September 2024 Good Newsletter
If you’re not convinced the future is circular, you're not paying attention.
I’ve been following Ambercycle, which manufactures Cycora® recycled polyester from pre- and post-consumer textile waste, for years and jumped at the chance to spend the morning at their Los Angeles HQ and learn about the technology. The process starts with a scanner that can tell at a glance what clothes are made of; in its final form, Cycora is perpetually recyclable without degradation. Ambercycle is currently optimized for polyester, which makes up more than half the clothes produced today, but is expanding to other textiles, including cotton. The company has set its sights on disrupting supply chains through what it describes as “molecular regeneration,” and it is scaling fast.
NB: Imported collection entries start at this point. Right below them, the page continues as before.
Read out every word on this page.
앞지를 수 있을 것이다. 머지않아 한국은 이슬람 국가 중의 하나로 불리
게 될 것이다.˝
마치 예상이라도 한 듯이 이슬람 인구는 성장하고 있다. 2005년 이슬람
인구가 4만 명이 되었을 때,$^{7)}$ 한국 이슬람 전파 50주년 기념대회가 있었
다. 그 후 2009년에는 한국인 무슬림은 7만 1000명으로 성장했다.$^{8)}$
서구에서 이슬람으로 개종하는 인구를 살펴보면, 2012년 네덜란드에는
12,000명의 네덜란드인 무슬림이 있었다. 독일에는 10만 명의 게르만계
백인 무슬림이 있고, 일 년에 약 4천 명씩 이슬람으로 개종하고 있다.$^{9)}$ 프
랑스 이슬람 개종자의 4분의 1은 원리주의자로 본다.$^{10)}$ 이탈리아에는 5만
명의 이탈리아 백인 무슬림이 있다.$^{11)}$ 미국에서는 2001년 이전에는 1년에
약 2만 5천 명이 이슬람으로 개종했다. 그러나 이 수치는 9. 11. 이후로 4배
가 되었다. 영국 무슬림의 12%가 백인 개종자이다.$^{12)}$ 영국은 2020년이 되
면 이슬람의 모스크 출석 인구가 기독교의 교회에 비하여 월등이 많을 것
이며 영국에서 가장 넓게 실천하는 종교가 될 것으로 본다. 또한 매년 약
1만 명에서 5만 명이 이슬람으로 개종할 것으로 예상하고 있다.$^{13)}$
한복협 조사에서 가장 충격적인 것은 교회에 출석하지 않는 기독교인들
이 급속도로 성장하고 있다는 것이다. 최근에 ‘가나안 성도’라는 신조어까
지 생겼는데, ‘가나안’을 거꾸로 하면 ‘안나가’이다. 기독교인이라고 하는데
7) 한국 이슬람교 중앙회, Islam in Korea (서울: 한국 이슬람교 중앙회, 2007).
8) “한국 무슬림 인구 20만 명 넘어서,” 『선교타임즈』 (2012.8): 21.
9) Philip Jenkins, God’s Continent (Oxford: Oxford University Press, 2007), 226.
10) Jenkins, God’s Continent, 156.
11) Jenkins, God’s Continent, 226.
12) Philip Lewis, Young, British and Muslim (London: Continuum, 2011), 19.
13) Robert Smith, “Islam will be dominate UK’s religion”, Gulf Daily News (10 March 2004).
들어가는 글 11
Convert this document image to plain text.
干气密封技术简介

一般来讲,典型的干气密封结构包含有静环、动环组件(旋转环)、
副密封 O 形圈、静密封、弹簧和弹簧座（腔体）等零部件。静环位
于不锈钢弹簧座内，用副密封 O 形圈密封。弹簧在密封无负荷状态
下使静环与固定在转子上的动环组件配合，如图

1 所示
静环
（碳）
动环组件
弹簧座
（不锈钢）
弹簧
When you realize that there is already enough textile waste on the planet to clothe all of humanity for decades to come, this just makes sense. (And no, this content is not sponsored.)
Meanwhile, California enacts a pivotal Extended Producer Responsibility (EPR) law, which will require the fashion industry to tackle textile waste – and positively impact the entire global supply chain. Meanwhile, there's a Slow Fashion Caucus calling for representation on the White House climate task force. ThredUp's new impact report shows 200 million garments were resold rather than landfilled because of the platform's impact on consumers and, with Vestiare Collective, the company recently endorsed a commonsensical approach to ending "double taxation" on secondhand goods, repairs, and alterations in the U.S. that unnecessarily hobbles the circular economy. Goodwill is stepping up on circularity for textiles -- and the plastic bags in which they're typically donated.
GOOD NEWS FOR THE FUTURE
I’m feeling my heart in a different way, now. Watching rational conversations at last month's convention gave me hope for the fall, the future, and our children. Because they might just well decide it — Gen Z and Millennials represent over 100 million voters — and they care: 78 percent say climate will motivate them to vote. It’s important in swing states, too, where a recent poll shows voters prioritizing climate across the political spectrum. Let’s do this!